Dans mon blogue, je veux aussi parler des auteurs actuels qui risquent le sable. Des auteurs de qualité, très divers, que je découvre au fil de mes lectures. D'ailleurs, je compte de temps en temps parler de ce qui me plaît, mais toujours il s'agira de littérature.


ActuaLitté : Qui sont-ils exactement ?
Hervé Bel : Les ensablés sont des écrivains qui n'ont pas eu de chance, comme je vous le disais plus haut. Souvent, ils sont morts jeunes. Si on mettait leurs noms en lettres d'or sur un monument, avec les dates de leurs décès, on aurait l'impression d'une catastrophe nationale, une épidémie qui aurait fauché une multitude d'écrivains dans la fleur de l'âge. Guérin meurt en 55, il a cinquante ans, Calet guère plus, en 56, Gadenne, idem, Forton, Dabit Une hécatombe! C'est, au moins partiellement, une autre explication à cet ensablement.

 



ActuaLitté : Combien d'ensablés recensez-vous ?
Hervé Bel : Je suis incapable de les chiffrer. Il suffit d'en découvrir un, et je m'aperçois aussitôt qu'il connaissait lui-même un autre ensablé. C'est un fil que je tire, et c'est pour moi un grand plaisir, une nécessité aussi. Je veux que le public les redécouvre. Dernièrement, suite à la lecture de mon blogue, quelqu'un m'a écrit pour me dire qu'il venait d'acheter Monsieur Paul de Calet.J'étais heureux. C'est bête. Je l'ai imaginé dans son olympe, mon vieux Calet, se découvrant un nouveau lecteur. Chaque lecteur compte. Ces ensablés me font penser aux dieux anciens dont parle Jean Ray, dont l'existence dépend de quelques uns.

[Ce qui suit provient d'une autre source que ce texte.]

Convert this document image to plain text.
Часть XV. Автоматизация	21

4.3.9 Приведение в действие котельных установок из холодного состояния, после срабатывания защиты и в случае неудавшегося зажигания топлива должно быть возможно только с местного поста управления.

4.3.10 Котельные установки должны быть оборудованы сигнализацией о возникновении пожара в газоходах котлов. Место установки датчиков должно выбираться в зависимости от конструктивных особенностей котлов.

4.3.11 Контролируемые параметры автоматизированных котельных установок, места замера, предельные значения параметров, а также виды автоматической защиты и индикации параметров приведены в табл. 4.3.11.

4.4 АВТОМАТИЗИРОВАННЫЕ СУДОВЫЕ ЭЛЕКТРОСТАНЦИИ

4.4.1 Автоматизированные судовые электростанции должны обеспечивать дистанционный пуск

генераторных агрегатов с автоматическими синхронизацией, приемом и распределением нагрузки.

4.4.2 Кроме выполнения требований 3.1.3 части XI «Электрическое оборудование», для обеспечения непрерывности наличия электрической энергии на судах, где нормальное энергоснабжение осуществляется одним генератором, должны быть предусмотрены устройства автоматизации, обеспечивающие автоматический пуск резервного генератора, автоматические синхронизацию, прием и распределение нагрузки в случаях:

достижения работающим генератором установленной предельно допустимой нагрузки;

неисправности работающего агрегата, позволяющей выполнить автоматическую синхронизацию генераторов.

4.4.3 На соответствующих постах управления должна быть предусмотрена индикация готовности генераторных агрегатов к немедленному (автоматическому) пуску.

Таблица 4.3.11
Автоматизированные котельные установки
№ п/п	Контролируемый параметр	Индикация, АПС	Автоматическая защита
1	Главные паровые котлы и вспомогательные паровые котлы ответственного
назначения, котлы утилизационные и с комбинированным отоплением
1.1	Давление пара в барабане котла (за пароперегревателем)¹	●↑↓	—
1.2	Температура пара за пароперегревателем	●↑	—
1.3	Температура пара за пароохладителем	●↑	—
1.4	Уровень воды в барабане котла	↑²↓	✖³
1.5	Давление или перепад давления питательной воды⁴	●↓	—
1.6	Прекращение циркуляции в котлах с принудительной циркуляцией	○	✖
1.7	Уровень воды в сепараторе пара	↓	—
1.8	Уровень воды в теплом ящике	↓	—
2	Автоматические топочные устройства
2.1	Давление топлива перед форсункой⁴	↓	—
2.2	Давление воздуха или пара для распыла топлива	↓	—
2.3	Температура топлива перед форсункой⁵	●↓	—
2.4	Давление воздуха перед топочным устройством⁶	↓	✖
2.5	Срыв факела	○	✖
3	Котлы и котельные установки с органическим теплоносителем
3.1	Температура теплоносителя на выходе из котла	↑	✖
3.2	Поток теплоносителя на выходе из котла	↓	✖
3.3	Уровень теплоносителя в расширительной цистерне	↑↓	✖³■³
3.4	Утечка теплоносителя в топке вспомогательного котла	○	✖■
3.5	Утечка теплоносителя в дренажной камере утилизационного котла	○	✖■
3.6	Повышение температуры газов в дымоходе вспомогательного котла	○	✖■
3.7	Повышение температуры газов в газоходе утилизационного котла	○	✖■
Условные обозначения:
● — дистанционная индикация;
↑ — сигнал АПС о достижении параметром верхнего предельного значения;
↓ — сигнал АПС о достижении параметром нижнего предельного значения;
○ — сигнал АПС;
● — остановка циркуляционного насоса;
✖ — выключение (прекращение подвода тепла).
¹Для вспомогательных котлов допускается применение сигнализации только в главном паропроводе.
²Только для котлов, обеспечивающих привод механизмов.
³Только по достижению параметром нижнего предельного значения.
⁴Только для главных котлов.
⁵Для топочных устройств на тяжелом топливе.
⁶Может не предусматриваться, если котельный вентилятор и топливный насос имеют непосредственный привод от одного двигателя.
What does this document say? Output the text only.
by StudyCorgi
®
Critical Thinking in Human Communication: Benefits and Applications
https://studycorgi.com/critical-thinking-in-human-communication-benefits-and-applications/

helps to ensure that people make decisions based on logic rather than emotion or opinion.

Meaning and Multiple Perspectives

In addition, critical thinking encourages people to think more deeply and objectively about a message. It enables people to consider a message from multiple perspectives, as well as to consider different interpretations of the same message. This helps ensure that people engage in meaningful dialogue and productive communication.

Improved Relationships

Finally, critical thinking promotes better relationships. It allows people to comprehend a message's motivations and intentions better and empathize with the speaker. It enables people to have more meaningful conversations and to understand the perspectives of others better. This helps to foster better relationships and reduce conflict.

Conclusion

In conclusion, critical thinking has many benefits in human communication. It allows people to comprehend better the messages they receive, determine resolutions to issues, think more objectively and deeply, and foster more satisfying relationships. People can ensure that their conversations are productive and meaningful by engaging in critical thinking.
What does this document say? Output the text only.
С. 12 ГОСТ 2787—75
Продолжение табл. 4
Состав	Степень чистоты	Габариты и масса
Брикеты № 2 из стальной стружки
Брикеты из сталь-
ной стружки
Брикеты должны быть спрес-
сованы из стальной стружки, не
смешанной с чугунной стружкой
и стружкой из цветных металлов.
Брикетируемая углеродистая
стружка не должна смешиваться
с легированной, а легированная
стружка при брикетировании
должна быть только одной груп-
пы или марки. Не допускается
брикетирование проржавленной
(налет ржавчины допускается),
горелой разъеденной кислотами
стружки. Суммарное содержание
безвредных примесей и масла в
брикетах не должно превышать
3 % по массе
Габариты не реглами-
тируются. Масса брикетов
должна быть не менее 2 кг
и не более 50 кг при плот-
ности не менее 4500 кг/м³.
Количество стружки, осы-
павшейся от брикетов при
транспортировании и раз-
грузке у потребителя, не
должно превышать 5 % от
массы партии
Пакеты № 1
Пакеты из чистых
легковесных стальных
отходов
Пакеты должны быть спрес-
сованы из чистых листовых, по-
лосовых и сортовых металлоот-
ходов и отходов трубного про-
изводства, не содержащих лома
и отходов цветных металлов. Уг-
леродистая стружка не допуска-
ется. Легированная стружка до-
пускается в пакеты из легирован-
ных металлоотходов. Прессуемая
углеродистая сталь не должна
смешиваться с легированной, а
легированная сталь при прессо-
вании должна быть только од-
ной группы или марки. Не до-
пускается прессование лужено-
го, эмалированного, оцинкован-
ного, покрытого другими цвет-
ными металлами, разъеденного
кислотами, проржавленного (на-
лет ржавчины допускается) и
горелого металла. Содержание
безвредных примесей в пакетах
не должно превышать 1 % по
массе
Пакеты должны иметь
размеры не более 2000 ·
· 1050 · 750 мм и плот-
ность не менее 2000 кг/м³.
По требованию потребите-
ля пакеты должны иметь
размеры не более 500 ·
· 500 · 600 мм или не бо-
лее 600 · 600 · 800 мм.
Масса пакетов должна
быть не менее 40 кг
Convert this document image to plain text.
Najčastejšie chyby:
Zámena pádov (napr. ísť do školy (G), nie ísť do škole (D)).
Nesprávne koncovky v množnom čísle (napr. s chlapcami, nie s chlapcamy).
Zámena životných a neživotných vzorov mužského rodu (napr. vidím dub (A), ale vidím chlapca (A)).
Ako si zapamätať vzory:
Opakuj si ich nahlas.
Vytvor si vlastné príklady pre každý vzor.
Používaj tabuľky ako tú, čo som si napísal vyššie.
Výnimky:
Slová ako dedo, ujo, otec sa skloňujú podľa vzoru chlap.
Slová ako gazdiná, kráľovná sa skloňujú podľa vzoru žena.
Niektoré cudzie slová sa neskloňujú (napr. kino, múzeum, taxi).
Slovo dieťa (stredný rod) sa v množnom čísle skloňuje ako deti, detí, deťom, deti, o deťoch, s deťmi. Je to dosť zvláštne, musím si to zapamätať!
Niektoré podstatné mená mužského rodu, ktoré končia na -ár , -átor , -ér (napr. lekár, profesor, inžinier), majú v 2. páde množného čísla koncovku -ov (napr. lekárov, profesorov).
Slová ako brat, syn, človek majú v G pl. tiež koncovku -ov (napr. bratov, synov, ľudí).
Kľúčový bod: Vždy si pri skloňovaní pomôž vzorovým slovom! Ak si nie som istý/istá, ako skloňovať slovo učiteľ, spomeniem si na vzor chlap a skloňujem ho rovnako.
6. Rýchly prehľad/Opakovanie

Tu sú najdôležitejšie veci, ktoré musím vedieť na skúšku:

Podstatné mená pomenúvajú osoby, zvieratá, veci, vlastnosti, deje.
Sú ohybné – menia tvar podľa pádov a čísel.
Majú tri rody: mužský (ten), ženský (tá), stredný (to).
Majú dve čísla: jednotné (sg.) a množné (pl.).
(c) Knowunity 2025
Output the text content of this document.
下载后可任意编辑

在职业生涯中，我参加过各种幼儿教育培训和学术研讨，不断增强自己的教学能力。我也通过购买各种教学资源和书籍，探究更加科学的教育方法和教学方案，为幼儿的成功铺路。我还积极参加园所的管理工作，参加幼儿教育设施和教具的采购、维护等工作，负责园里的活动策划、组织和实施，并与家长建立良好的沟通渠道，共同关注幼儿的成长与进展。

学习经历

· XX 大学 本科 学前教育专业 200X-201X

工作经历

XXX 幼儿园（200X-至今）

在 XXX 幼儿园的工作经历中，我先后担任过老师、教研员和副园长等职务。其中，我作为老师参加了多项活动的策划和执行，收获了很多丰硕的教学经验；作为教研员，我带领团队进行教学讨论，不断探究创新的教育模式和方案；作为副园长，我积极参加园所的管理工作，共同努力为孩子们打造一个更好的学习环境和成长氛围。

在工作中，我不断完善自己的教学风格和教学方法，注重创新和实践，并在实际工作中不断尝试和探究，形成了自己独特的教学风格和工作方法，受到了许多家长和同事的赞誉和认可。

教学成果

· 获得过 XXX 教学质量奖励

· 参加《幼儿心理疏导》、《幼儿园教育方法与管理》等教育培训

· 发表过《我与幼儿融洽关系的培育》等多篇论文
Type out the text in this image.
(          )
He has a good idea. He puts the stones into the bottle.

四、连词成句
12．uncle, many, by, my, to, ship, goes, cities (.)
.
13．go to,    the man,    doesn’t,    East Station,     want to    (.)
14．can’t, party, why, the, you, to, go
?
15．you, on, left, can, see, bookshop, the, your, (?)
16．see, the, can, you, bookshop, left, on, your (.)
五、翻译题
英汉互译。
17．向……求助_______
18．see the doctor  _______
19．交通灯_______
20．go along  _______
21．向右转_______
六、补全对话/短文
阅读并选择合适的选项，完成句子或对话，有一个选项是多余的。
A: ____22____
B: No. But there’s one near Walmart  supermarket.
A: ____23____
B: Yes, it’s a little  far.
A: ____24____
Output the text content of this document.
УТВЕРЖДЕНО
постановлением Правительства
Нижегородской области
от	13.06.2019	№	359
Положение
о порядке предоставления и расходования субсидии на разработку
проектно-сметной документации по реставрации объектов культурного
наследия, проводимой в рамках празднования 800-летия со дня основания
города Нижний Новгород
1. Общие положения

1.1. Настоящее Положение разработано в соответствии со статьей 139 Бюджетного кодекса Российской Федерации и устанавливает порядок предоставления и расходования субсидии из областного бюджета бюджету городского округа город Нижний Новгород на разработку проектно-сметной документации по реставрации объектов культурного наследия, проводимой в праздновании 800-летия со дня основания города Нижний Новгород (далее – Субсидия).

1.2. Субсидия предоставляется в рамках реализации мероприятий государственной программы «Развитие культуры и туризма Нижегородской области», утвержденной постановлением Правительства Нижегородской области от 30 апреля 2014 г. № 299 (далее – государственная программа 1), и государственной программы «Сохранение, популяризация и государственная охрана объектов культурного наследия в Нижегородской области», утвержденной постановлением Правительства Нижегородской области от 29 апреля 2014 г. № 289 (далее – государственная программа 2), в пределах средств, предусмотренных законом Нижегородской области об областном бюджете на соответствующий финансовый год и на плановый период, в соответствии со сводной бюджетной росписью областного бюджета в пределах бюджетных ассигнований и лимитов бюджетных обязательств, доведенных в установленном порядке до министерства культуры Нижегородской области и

ActuaLitté : Comment avez-vous découvert ces auteurs ?
Hervé Bel : Tout à fait par hasard. En lisant la biographie de Jean-Paul Kauffmann sur Raymond Guérin. Kauffmann est un excellent écrivain. J'avais lu son récit de la captivité de Napoléon (un autre ensablé littéraire, j'écrirai quelque chose là-dessus) : "La chambre noire de Longwood", et je voulais retrouver son talent d'évocation. En lisant sa biographie sur Guérin, je me suis aperçu que je ne connaissais rien à la littérature de la première moitié du vingtième siècle. Son livre m'a longtemps servi de références. Maintenant, j'avance tout seul.

 

 

 


ActuaLitté : Vous êtes romancier vous-même : quel regard portez-vous sur le devenir des textes actuels ?
Hervé Bel : Je n'ai malheureusement pas l'occasion d'en lire souvent, faute de temps. Et puis, de quels textes parle-t-on? Il y a les textes commerciaux, ceux dont on parle trop, dont on fait la pub dans le métro, à la radio. Des romans qui mêlent le quotidien et le soudain miracle qui bouleverse ce quotidien. Cela a beaucoup de succès, mais je ne les lis pas, je me méfie. J'ai l'impression que ces auteurs se refilent tous des recettes. Et puis il y a les autres, et je crois qu'il y en a beaucoup qui, dans l'ombre, écrivent des choses intéressantes. Récemment, j'ai lu un roman de Vincent Engel (le mariage de Dominique Hardenne) que j'ai trouvé excellent. Dieu merci, il y a encore des livres, des vrais. Le problème, c'est que peu de gens les lisent. De ces auteurs méconnus, je parlerai aussi. C'est un devoir.